The public debt, about 60% of which is denominated in foreign currencies, has more than doubled since 2013 and is likely to continue to grow in 2017. As Angola renounced a loan of USD 4bn in June 2016, money it had previously requested from the IMF, financing conditions (especially Chinese) will be less concessional than those of that international institution, which is likely to lead to a further increase in the debt repayment burden. Uncertainties over the State's ability to meet its financial obligations threaten to worry investors.
With hydrocarbons representing over 95% of export income, the absence of another fall in the oil price together with increased production should help improve the current account balance in 2017, especially as weak domestic demand is likely to dampen imports.
Downward pressure on the exchange rate, which fell almost 20% against the dollar between January and end October 2016, could last and push the government to devalue the kwanza once again. The lack of foreign-currency liquidity and the economic slowdown is expected to continue to weigh on the banking system, itself highly dependent on the oil sector.
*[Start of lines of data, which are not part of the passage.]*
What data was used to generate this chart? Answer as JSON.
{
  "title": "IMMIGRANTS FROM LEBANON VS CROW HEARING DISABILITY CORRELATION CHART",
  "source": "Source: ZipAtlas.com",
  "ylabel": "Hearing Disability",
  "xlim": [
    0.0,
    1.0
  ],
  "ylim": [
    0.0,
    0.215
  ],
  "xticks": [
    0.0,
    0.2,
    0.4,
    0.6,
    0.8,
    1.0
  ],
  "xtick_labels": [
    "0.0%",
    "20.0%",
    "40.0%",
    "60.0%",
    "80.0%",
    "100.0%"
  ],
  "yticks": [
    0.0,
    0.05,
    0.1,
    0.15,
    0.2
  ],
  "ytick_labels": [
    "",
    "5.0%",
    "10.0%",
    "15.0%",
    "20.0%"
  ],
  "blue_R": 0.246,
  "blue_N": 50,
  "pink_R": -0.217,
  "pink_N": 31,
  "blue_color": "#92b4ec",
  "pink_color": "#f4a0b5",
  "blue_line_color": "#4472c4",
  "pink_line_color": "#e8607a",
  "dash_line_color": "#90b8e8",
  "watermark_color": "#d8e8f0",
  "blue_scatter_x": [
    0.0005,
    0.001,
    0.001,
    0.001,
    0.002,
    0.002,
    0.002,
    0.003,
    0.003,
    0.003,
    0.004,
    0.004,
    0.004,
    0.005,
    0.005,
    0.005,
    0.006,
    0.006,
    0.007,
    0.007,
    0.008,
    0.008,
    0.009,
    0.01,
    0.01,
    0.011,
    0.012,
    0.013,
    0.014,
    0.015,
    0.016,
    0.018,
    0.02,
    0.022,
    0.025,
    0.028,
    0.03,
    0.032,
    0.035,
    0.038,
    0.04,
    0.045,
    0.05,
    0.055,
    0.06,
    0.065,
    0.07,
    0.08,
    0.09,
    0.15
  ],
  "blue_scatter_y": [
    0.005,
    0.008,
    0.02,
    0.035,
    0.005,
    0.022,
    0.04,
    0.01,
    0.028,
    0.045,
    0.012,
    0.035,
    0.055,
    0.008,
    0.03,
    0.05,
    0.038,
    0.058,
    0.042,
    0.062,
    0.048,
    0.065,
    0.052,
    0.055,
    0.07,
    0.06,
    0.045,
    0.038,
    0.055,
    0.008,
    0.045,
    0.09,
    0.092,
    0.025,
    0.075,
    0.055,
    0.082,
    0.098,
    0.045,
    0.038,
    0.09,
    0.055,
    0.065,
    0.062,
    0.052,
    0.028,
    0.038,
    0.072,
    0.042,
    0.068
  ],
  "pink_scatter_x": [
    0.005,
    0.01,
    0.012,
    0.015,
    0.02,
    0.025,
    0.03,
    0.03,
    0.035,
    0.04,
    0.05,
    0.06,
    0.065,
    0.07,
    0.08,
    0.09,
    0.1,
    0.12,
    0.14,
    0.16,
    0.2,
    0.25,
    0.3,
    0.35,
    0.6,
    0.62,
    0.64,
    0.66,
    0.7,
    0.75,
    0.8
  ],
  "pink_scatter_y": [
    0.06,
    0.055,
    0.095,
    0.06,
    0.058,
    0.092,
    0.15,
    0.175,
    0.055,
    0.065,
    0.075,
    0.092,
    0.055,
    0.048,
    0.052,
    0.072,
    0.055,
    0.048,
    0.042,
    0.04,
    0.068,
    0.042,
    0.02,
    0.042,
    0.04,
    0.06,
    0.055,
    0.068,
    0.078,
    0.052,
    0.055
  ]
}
Since independence, the country has been led by José Eduardo dos Santos and his party (MPLA). The size of the opposition, although increasing, is still too small for a change to be considered. The next general elections are scheduled for 2017 and President Dos Santos (aged 73) has announced that he will step down in 2018, without presenting a plan for his succession. Given the political and economic hold the president and his party have, a chaotic succession could destabilize the country.
The president carried out a ministerial reshuffle in September 2016, replacing, in particular, his finance minister, in post for over three years. Beyond the tensions within his own camp, those between the MPLA and the main opposition party (UNITA) are expected to increase in the run-up to the elections. Meanwhile, popular discontent over inequalities and poverty, exacerbated by the economic slowdown and rising inflation, is intensifying the risk of social unrest.
Governance is a weak point of the country, due, in particular, to widespread corruption (Angola is ranked 201st out of 209 on the World Bank's Corruption Index).